Masih ku ingat hari itu juga adalah salah satu hari kelabu bagiku. Hari ketika aku terserang penyakit. Penyakit yang sering menghantui anak Adam usia 14 - 20 tahun. Penyakit anak muda, kegalauan tiada tara tanpa pencerahan.

Sungguh, sangat alay. Tapi biarlah seperti itu, aku pernah SMA, aku pernah ababil, dan mungkin juga sekarang masih seperti itu. Sangat memalukan sebenarnya, tapi tentu kalian juga punya masa-masa tanpa pencerahan itu kan, Kawan? Jadi biarkan saja seperti itu. Biarkan alay seperti itu, hahaha.

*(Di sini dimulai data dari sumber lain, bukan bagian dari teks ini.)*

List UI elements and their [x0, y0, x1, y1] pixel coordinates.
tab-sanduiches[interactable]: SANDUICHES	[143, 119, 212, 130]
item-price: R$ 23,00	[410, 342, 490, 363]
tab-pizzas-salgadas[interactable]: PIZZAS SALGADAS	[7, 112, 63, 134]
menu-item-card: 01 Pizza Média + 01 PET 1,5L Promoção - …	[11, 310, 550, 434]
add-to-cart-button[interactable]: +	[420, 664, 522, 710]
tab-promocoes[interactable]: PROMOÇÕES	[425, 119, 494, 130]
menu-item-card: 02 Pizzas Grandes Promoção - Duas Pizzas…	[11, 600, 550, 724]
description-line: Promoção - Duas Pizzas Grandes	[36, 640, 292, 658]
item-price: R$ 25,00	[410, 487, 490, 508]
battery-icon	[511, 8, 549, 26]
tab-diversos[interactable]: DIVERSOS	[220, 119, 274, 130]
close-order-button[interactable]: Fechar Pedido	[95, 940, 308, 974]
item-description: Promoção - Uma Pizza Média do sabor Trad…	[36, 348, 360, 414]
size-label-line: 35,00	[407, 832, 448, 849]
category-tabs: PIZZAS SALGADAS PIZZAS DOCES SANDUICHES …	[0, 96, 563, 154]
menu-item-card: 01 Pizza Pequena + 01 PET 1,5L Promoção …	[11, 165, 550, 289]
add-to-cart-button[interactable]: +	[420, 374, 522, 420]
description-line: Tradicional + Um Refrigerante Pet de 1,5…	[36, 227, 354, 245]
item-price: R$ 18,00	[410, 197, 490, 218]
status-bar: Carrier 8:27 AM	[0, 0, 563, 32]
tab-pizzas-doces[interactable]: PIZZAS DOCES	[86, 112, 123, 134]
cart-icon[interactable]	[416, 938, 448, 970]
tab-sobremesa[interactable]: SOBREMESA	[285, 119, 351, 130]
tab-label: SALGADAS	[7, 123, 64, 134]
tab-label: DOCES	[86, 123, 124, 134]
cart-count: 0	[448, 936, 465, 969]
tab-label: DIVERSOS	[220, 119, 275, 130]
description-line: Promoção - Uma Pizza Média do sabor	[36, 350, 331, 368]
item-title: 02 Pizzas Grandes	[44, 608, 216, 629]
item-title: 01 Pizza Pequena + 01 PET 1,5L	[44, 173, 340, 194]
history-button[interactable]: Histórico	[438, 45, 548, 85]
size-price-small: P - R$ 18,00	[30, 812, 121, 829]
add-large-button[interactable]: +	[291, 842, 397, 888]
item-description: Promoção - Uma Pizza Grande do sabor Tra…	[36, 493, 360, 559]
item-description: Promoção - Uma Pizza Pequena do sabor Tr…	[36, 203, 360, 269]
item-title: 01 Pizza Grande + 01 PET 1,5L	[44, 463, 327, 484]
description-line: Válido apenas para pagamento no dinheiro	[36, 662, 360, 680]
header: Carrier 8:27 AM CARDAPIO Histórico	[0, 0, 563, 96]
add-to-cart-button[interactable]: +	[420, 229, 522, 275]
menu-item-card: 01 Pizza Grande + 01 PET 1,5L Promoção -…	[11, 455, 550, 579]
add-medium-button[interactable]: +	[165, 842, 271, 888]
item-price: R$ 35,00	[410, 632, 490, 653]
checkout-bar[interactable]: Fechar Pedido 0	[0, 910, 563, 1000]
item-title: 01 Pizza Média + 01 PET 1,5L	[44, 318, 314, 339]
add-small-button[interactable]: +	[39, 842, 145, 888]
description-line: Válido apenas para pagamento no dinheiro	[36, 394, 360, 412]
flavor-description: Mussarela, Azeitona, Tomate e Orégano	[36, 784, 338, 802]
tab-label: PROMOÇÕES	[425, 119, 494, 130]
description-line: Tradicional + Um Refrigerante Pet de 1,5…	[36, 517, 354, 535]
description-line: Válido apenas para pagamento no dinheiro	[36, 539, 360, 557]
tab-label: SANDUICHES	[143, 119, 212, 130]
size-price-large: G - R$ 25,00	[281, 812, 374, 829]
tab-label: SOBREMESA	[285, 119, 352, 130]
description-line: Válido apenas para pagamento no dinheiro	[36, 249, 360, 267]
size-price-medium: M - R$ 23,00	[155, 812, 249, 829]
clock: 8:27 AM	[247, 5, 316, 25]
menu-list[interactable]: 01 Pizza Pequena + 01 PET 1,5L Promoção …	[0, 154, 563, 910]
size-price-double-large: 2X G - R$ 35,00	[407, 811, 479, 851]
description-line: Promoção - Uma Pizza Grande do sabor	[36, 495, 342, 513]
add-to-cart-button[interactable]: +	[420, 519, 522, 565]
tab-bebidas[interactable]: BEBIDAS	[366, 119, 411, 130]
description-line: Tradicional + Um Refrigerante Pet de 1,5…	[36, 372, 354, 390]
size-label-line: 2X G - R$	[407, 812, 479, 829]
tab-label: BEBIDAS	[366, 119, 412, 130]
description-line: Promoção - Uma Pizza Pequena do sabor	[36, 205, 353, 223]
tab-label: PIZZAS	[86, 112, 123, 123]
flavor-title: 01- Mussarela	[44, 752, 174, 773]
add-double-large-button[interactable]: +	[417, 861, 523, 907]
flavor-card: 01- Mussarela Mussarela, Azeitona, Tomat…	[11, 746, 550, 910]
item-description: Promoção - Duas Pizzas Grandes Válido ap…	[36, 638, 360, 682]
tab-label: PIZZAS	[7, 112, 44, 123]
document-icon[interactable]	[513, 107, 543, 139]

Saat itu rasa percaya diriku merosot, terperosok dalam jurang. Saat menuju lapangan pun aku berada di belakang sendiri dari teman-temanku. Melihat ke bawah. Berpikir. Bukan tentang pertandingan tapi tentang yang lain.

Aku sangsi jika teman-teman ku waktu itu tahu jika saat itu aku terpuruk. Besar curigaku mereka hanya menganggapku tegang, nervous sebelum bertanding. Jadi, mereka cuek saja.

Sebelum bertanding, ketika masuk lapangan, hanya satu yang ada dalam pikiranku tentang pertandingan. Tidak kemasukan gol lebih dari satu sudah cukup memuaskan bagiku. Sungguh. Bagaimana bisa aku tidak berpikir seperti itu jika seperti inilah gambaran kondisiku :

Pertama, kepercayaan diriku berada di level minus. Jelaslah modal pertama sebagai seorang kiper hilang. Kedua, karena itu, motivasi ku pun ikut drop. Aku berdiri ogah-ogahan. Berlari mengambil bola yang masuk ke gawang saat latihan sebelum bertanding juga ogah-ogahan. Ketiga, tanpa mengurangi rasa hormatku pada X-Aksel, walau di atas kertas kami bisa menang mudah, X-Aksel mempunyai Syaiful. Syaiful adalah salah satu Kawan ku yang luar biasa ketika kami bersama-sama melewati sebuah kepanitiaan yang sakral. Dan ia seperti Cahyo-nya X-Aksel, bisa sangat berbahaya dan merusak semuanya. Kondisnya bisa jadi lebih kritis saat X-Aksel dapat mencetak gol lebih dulu dan memporak-porandakan semangatku jauh lebih drop lagi.

Dari ketiga kondisi itu seharusnya sudah cukup alasan bagiku untuk kebobolan lebih dari satu kali. Tapi, aku belajar tenang saat itu. Tak ku tunjukkan emosi ku. Oleh karena itu aku berpikir hanya kebobolan satu sudah memuaskan, karena aku masih memiliki ketenangan yang berusaha aku tancapkan di hatiku.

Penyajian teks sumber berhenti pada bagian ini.